Carte Blanche

06.09.2018

Lernort Grenzregion? Welche Chancen für die Bildungsregion am Oberrhein?

Trinationalität in der hochschulischen Praxis – die Duale Hochschule Baden-Württemberg Lörrach als grenzüberschreitender Akteur
Prof. Dr. Theodor Sproll, Rektor der DHBW Lörrach 

An der DHBW Lörrach mit ihren 2100 Bachelor-Studierenden und rund 100 Master-Studierenden ist der Alltag grenzüberschreitend: 9% der Studienanfänger 2017 kommen aus Frankreich, 8,5% aus der Schweiz, es gibt einen englischsprachigen BWL-Studiengang, zwei trinationale Studiengänge und viele Studierende verbringen einen Teil ihres Studiums im Ausland. 

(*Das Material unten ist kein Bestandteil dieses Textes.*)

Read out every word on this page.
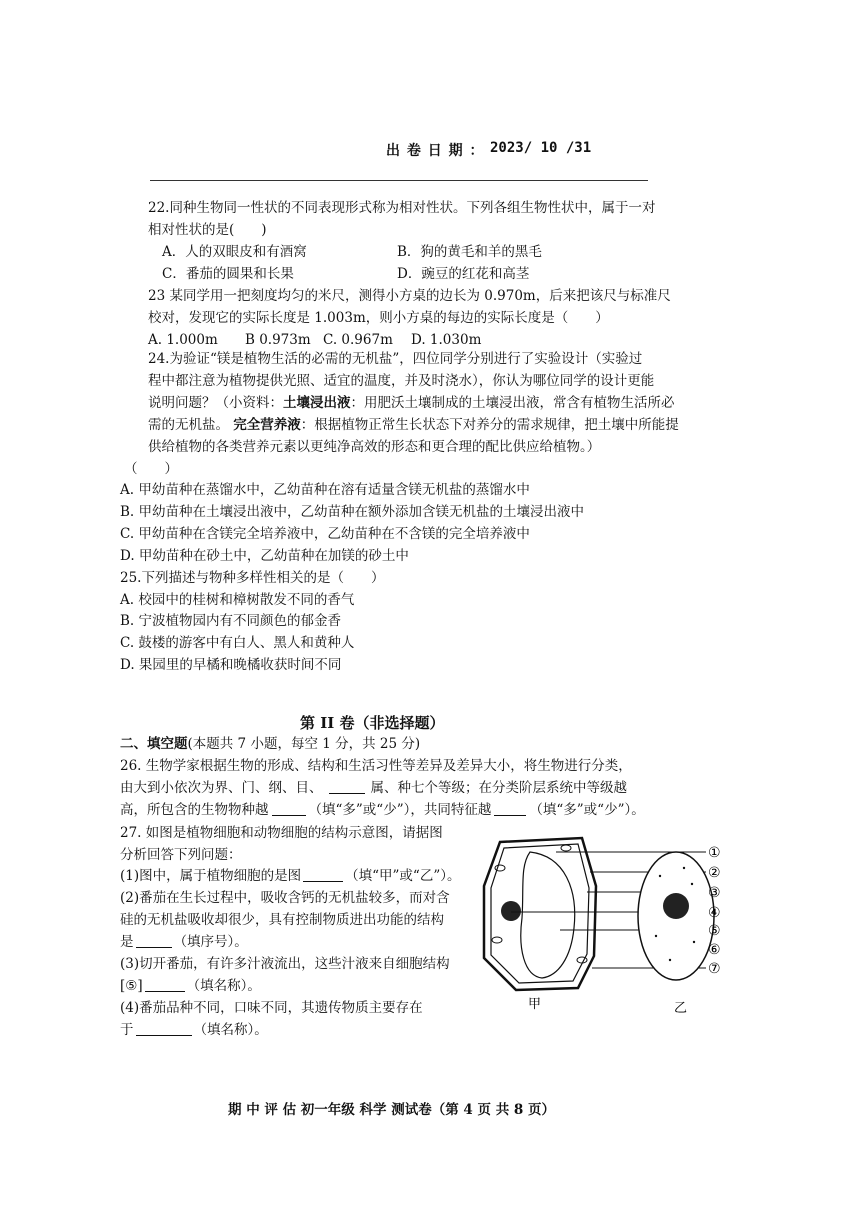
出 卷 日 期 ： 2023/ 10 /31
22.同种生物同一性状的不同表现形式称为相对性状。下列各组生物性状中，属于一对
相对性状的是(　　)
A．人的双眼皮和有酒窝	B．狗的黄毛和羊的黑毛
C．番茄的圆果和长果	D．豌豆的红花和高茎
23 某同学用一把刻度均匀的米尺，测得小方桌的边长为 0.970m，后来把该尺与标准尺
校对，发现它的实际长度是 1.003m，则小方桌的每边的实际长度是（　　）
A. 1.000m B 0.973m C. 0.967m D. 1.030m
24.为验证“镁是植物生活的必需的无机盐”，四位同学分别进行了实验设计（实验过
程中都注意为植物提供光照、适宜的温度，并及时浇水），你认为哪位同学的设计更能
说明问题？（小资料：土壤浸出液：用肥沃土壤制成的土壤浸出液，常含有植物生活所必
需的无机盐。 完全营养液：根据植物正常生长状态下对养分的需求规律，把土壤中所能提
供给植物的各类营养元素以更纯净高效的形态和更合理的配比供应给植物。）
（　　）
A. 甲幼苗种在蒸馏水中，乙幼苗种在溶有适量含镁无机盐的蒸馏水中
B. 甲幼苗种在土壤浸出液中，乙幼苗种在额外添加含镁无机盐的土壤浸出液中
C. 甲幼苗种在含镁完全培养液中，乙幼苗种在不含镁的完全培养液中
D. 甲幼苗种在砂土中，乙幼苗种在加镁的砂土中
25.下列描述与物种多样性相关的是（　　）
A. 校园中的桂树和樟树散发不同的香气
B. 宁波植物园内有不同颜色的郁金香
C. 鼓楼的游客中有白人、黑人和黄种人
D. 果园里的早橘和晚橘收获时间不同
第 II 卷（非选择题）
二、填空题(本题共 7 小题，每空 1 分，共 25 分)
26. 生物学家根据生物的形成、结构和生活习性等差异及差异大小，将生物进行分类，
由大到小依次为界、门、纲、目、	属、种七个等级；在分类阶层系统中等级越
高，所包含的生物物种越	（填“多”或“少”），共同特征越	（填“多”或“少”）。
27. 如图是植物细胞和动物细胞的结构示意图，请据图
分析回答下列问题：
(1)图中，属于植物细胞的是图	（填“甲”或“乙”）。
(2)番茄在生长过程中，吸收含钙的无机盐较多，而对含
硅的无机盐吸收却很少，具有控制物质进出功能的结构
是	（填序号）。
(3)切开番茄，有许多汁液流出，这些汁液来自细胞结构
[⑤]	（填名称）。
(4)番茄品种不同，口味不同，其遗传物质主要存在
于	（填名称）。
①
②
③
④
⑤
⑥
⑦
甲	乙
期 中 评 估 初一年级 科学 测试卷（第 4 页 共 8 页）
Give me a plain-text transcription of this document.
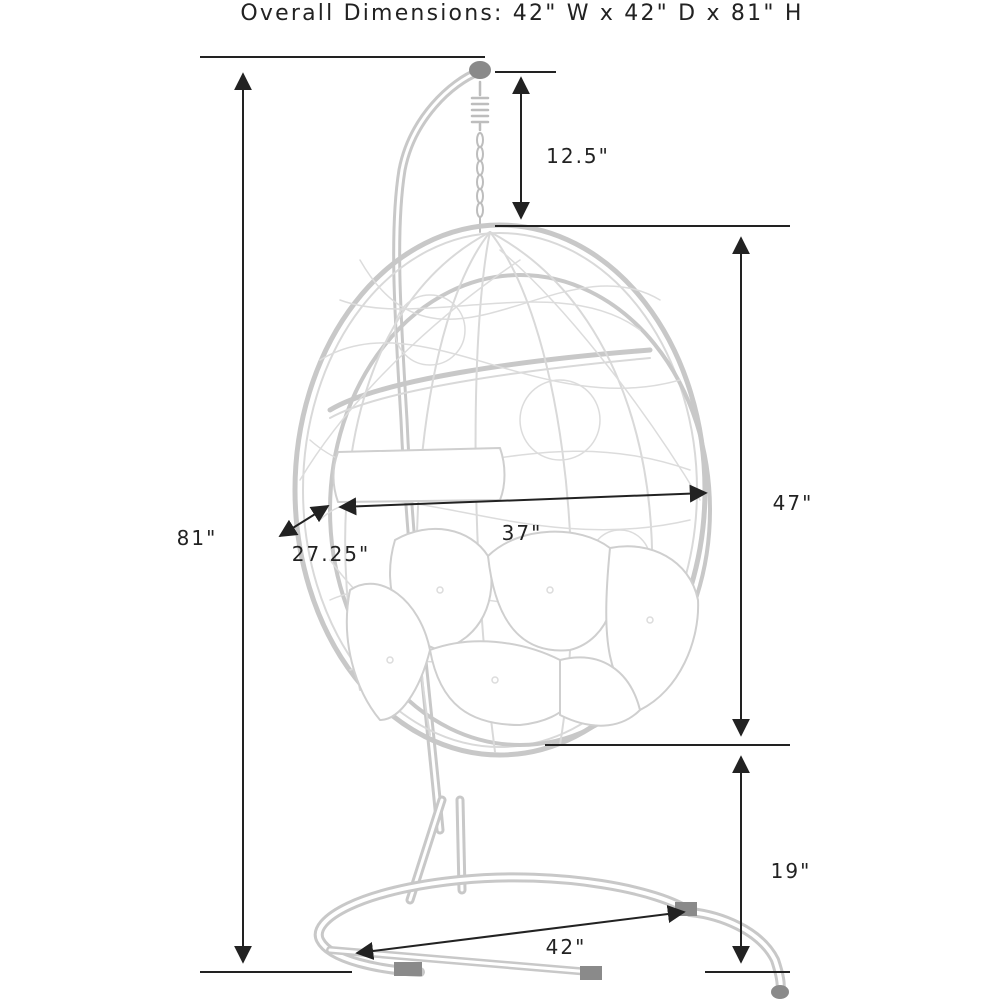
Overall Dimensions: 42" W x 42" D x 81" H
81"
12.5"
47"
37"
27.25"
19"
42"
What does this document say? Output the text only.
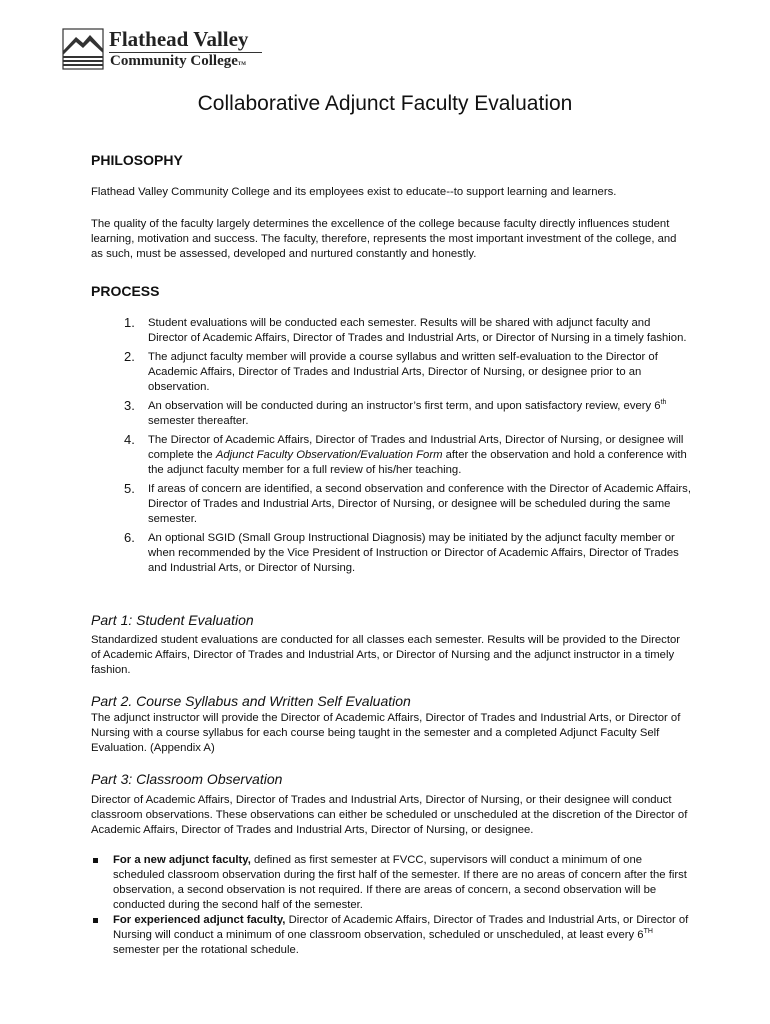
Flathead Valley
Community CollegeTM
Collaborative Adjunct Faculty Evaluation
PHILOSOPHY
Flathead Valley Community College and its employees exist to educate--to support learning and learners.
The quality of the faculty largely determines the excellence of the college because faculty directly influences student learning, motivation and success. The faculty, therefore, represents the most important investment of the college, and as such, must be assessed, developed and nurtured constantly and honestly.
PROCESS
1. Student evaluations will be conducted each semester. Results will be shared with adjunct faculty and Director of Academic Affairs, Director of Trades and Industrial Arts, or Director of Nursing in a timely fashion.
2. The adjunct faculty member will provide a course syllabus and written self-evaluation to the Director of Academic Affairs, Director of Trades and Industrial Arts, Director of Nursing, or designee prior to an observation.
3. An observation will be conducted during an instructor’s first term, and upon satisfactory review, every 6th semester thereafter.
4. The Director of Academic Affairs, Director of Trades and Industrial Arts, Director of Nursing, or designee will complete the Adjunct Faculty Observation/Evaluation Form after the observation and hold a conference with the adjunct faculty member for a full review of his/her teaching.
5. If areas of concern are identified, a second observation and conference with the Director of Academic Affairs, Director of Trades and Industrial Arts, Director of Nursing, or designee will be scheduled during the same semester.
6. An optional SGID (Small Group Instructional Diagnosis) may be initiated by the adjunct faculty member or when recommended by the Vice President of Instruction or Director of Academic Affairs, Director of Trades and Industrial Arts, or Director of Nursing.
Part 1: Student Evaluation
Standardized student evaluations are conducted for all classes each semester. Results will be provided to the Director of Academic Affairs, Director of Trades and Industrial Arts, or Director of Nursing and the adjunct instructor in a timely fashion.
Part 2. Course Syllabus and Written Self Evaluation
The adjunct instructor will provide the Director of Academic Affairs, Director of Trades and Industrial Arts, or Director of Nursing with a course syllabus for each course being taught in the semester and a completed Adjunct Faculty Self Evaluation. (Appendix A)
Part 3: Classroom Observation
Director of Academic Affairs, Director of Trades and Industrial Arts, Director of Nursing, or their designee will conduct classroom observations. These observations can either be scheduled or unscheduled at the discretion of the Director of Academic Affairs, Director of Trades and Industrial Arts, Director of Nursing, or designee.
For a new adjunct faculty, defined as first semester at FVCC, supervisors will conduct a minimum of one scheduled classroom observation during the first half of the semester. If there are no areas of concern after the first observation, a second observation is not required. If there are areas of concern, a second observation will be conducted during the second half of the semester.
For experienced adjunct faculty, Director of Academic Affairs, Director of Trades and Industrial Arts, or Director of Nursing will conduct a minimum of one classroom observation, scheduled or unscheduled, at least every 6TH semester per the rotational schedule.
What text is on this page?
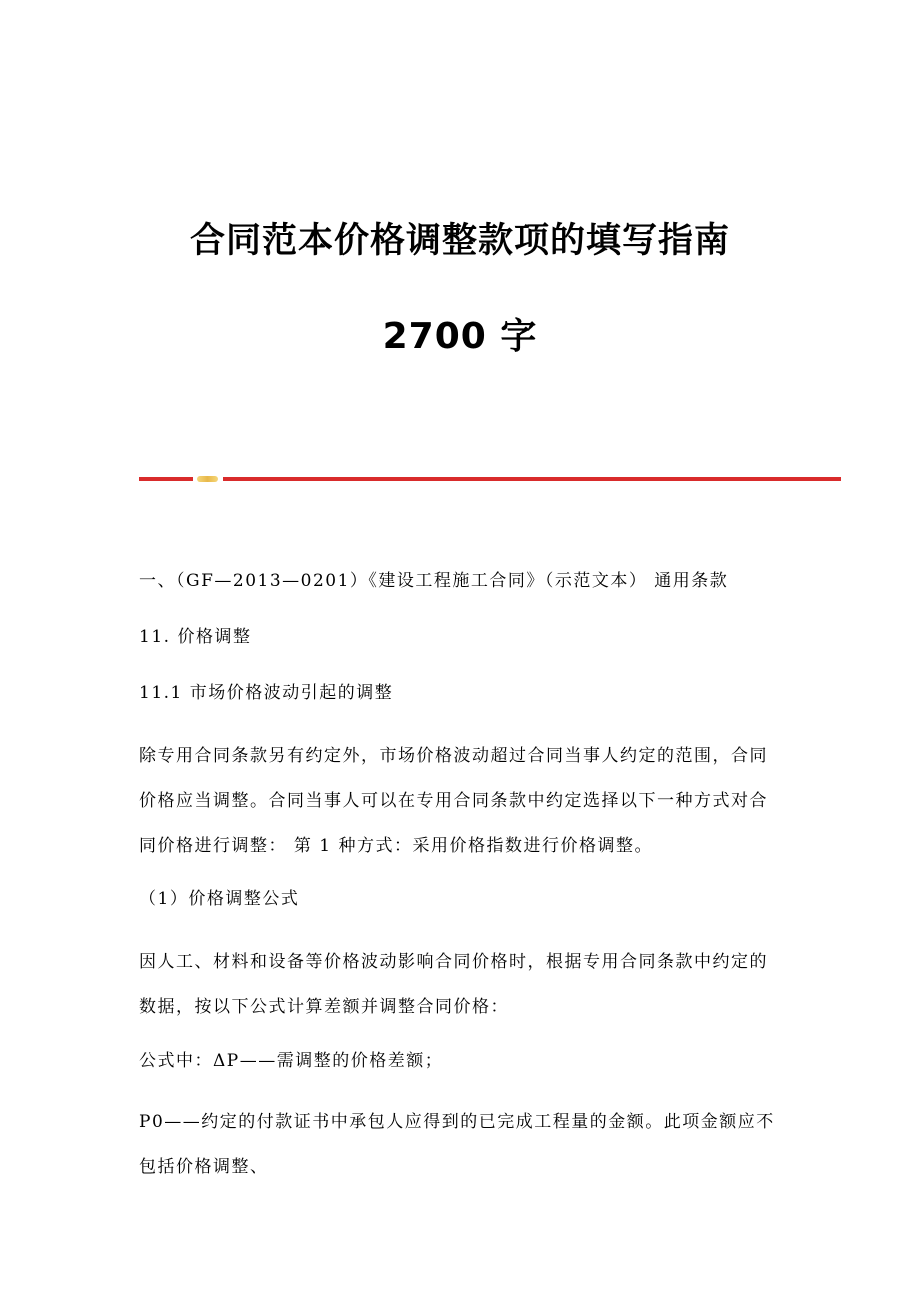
合同范本价格调整款项的填写指南
2700 字
一、（GF—2013—0201）《建设工程施工合同》（示范文本） 通用条款
11. 价格调整
11.1 市场价格波动引起的调整
除专用合同条款另有约定外，市场价格波动超过合同当事人约定的范围，合同价格应当调整。合同当事人可以在专用合同条款中约定选择以下一种方式对合同价格进行调整： 第 1 种方式：采用价格指数进行价格调整。
（1）价格调整公式
因人工、材料和设备等价格波动影响合同价格时，根据专用合同条款中约定的数据，按以下公式计算差额并调整合同价格：
公式中：ΔP——需调整的价格差额；
P0——约定的付款证书中承包人应得到的已完成工程量的金额。此项金额应不包括价格调整、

Das duale Studium an der DHBW Lörrach verbindet theoretisches Lernen an einer Hochschule und praktische Erfahrung in einem Unternehmen. Die Studierenden wechseln alle drei Monate zwischen Hochschule und Ausbildungsstätte. Die Theorie- und Praxisinhalte sind dabei eng aufeinander abgestimmt. Auf diese Weise sammeln die Studierenden während der Studienzeit Berufserfahrung inklusive der im Berufsalltag erforderlichen sozialen Kompetenzen. 

Eine Besonderheit in Lörrach sind die trinationalen Studiengänge  Mechatronik Trinational und International Business Management Trinational, die in Kooperation mit der Université de Haute-Alsace Colmar bzw. Mulhouse und der Fachhochschule Nordwestschweiz stattfinden. Die Studierenden erwerben dabei einen Studienabschluss aller drei Länder. 

Die rund 750 Ausbildungsstätten, die Dualen Partner der DHBW Lörrach, wählen ihre Studierenden selbst aus und stellen sie für die Zeit des Studiums an. Die ausgezeichnete Ausbildung und die Wertschätzung durch die ausbildenden Unternehmen und Einrichtungen spiegeln sich auch in der hohen Übernahmequote der Absolventen von rund 80% wider.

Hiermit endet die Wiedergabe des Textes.